Şinâsî, Agâh Efendi’yle Tercümân-ı Ahvâl’in ilk yirmi dört sayısında berâber çalıştıktan sonra ayrılarak 27 Haziran 1862’de Tasvîr-i Efkâr’ı çıkarmaya başladı. Kendi kurduğu matbaada basılan bu gazete, Türk düşünce târihinde önemli bir yere sâhip, öncü bir mevkûtedir. Birkaç ay sonra Nâmık Kemal (Nâmık Kemal maddesine bkz.) ve onu tâkiben Ebüzziyâ Mehmed Tevfik de gazetenin kadrosuna dâhil olmuşlar ve matbuât kânûnunda baskıcı gelişmeler olması üzerine 1865’te Paris’e kaçan Şinâsî, gazeteyi Nâmık Kemal’e bırakmıştır. Paris’teyken onunla haberleşse de, iki yıl sonra bu şehre kaçarak gelen başta Nâmık Kemal olmak üzere Yeni Osmanlılar’la yakınlık kurmayıp kendisini lûgat çalışmalarına hasreden Şinâsî, Sultan Aziz’in, Avrupa seyâhati esnâsında Paris’te bulunduğu günlerde Mustafa Reşid Paşa vâsıtasıyla İstanbul’a dönmesini istemesi üzerine onun mâiyetinde Peşte’ye gelmiş, burada bir süre kalarak Macar şarkiyatçılarıya görüşüp 1867’de İstanbul’a avdet etmiştir. Paris’e son bir defa gidip çalışmalarını sürdüren Şinâsî, 1869’da tekrar İstanbul’a dönmüş ve matbaasının başında kitap neşir faaliyetlerine yönelmiştir. Bu son dönüşten iki yıl sonra da vefât etmiştir. Mezarı, Ayaspaşa’da yapılan düzenlemeler dolayısıyla bugün kayıptır.

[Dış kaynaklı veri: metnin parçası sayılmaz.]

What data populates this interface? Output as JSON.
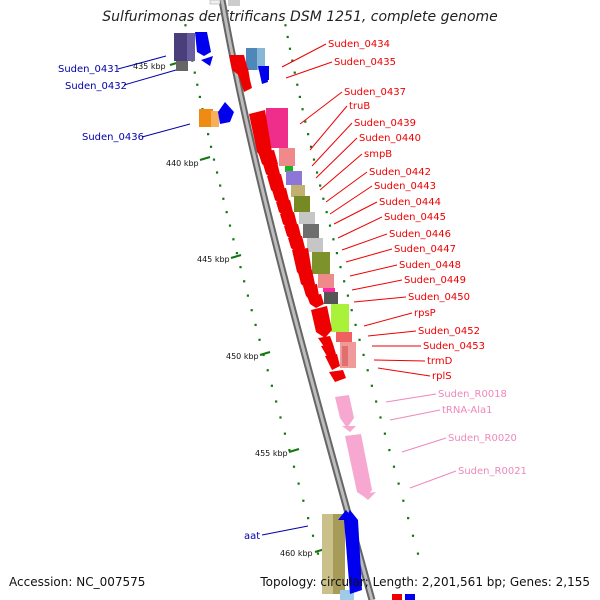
{
  "title": "Sulfurimonas denitrificans DSM 1251, complete genome",
  "accession": "Accession: NC_007575",
  "topology": "Topology: circular; Length: 2,201,561 bp; Genes: 2,155",
  "colors": {
    "protein_label": "#ee0000",
    "rna_label": "#ee88bb",
    "reverse_label": "#0000aa",
    "forward_arrow": "#ee0000",
    "reverse_arrow": "#0000ee",
    "rna_arrow": "#f7a8d0",
    "backbone": "#888888",
    "tick": "#117711"
  },
  "kbp_marks": [
    "435 kbp",
    "440 kbp",
    "445 kbp",
    "450 kbp",
    "455 kbp",
    "460 kbp"
  ],
  "right_labels": [
    {
      "text": "Suden_0434",
      "kind": "protein"
    },
    {
      "text": "Suden_0435",
      "kind": "protein"
    },
    {
      "text": "Suden_0437",
      "kind": "protein"
    },
    {
      "text": "truB",
      "kind": "protein"
    },
    {
      "text": "Suden_0439",
      "kind": "protein"
    },
    {
      "text": "Suden_0440",
      "kind": "protein"
    },
    {
      "text": "smpB",
      "kind": "protein"
    },
    {
      "text": "Suden_0442",
      "kind": "protein"
    },
    {
      "text": "Suden_0443",
      "kind": "protein"
    },
    {
      "text": "Suden_0444",
      "kind": "protein"
    },
    {
      "text": "Suden_0445",
      "kind": "protein"
    },
    {
      "text": "Suden_0446",
      "kind": "protein"
    },
    {
      "text": "Suden_0447",
      "kind": "protein"
    },
    {
      "text": "Suden_0448",
      "kind": "protein"
    },
    {
      "text": "Suden_0449",
      "kind": "protein"
    },
    {
      "text": "Suden_0450",
      "kind": "protein"
    },
    {
      "text": "rpsP",
      "kind": "protein"
    },
    {
      "text": "Suden_0452",
      "kind": "protein"
    },
    {
      "text": "Suden_0453",
      "kind": "protein"
    },
    {
      "text": "trmD",
      "kind": "protein"
    },
    {
      "text": "rplS",
      "kind": "protein"
    },
    {
      "text": "Suden_R0018",
      "kind": "rna"
    },
    {
      "text": "tRNA-Ala1",
      "kind": "rna"
    },
    {
      "text": "Suden_R0020",
      "kind": "rna"
    },
    {
      "text": "Suden_R0021",
      "kind": "rna"
    }
  ],
  "left_labels": [
    {
      "text": "Suden_0431"
    },
    {
      "text": "Suden_0432"
    },
    {
      "text": "Suden_0436"
    },
    {
      "text": "aat"
    }
  ]
}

Tanpınar’ın tâbiriyle, “saf şiir zevkine hitâb etmeyen”; fakat “açtığı ve hız verdiği büyük hareketle beğenip sevdiğimiz”, 1862’de Tasvîr-i Efkâr Matbaası’nda basılan şiirlerini, yeni ismi Müntehâbât-ı Eş’ârım adıyla 1870’te ilâvelerle tekrar basan Şinâsî, 1870’te Durûb-ı Emsâl-i Osmâniye adında geniş bir atasözleri derlemesini Dîvân şiirinden örneklerle neşretmiş, Racine, Lamartine, La Fontaine ve Fenelon’dan tercüme şiirlerin yer aldığı Tercüme-i Manzûme’sini de aynı yıl yayınlamıştır. En bilinen eseri, 1859’da yazılmış ve Tercümân-ı Ahvâl’de tefrîka edildikten sonra 1860’ta tab edilmiş olan, görücü usûlü evliliğin hicvedildiği, Şâir Evlenmesi adlı tek perdelik komedidir. Sarf u Nahv-ı Türkî ve Kâmûs-ı Osmânî adlı gramer ve sözlük çalışmaları ise maalesef kayıptır.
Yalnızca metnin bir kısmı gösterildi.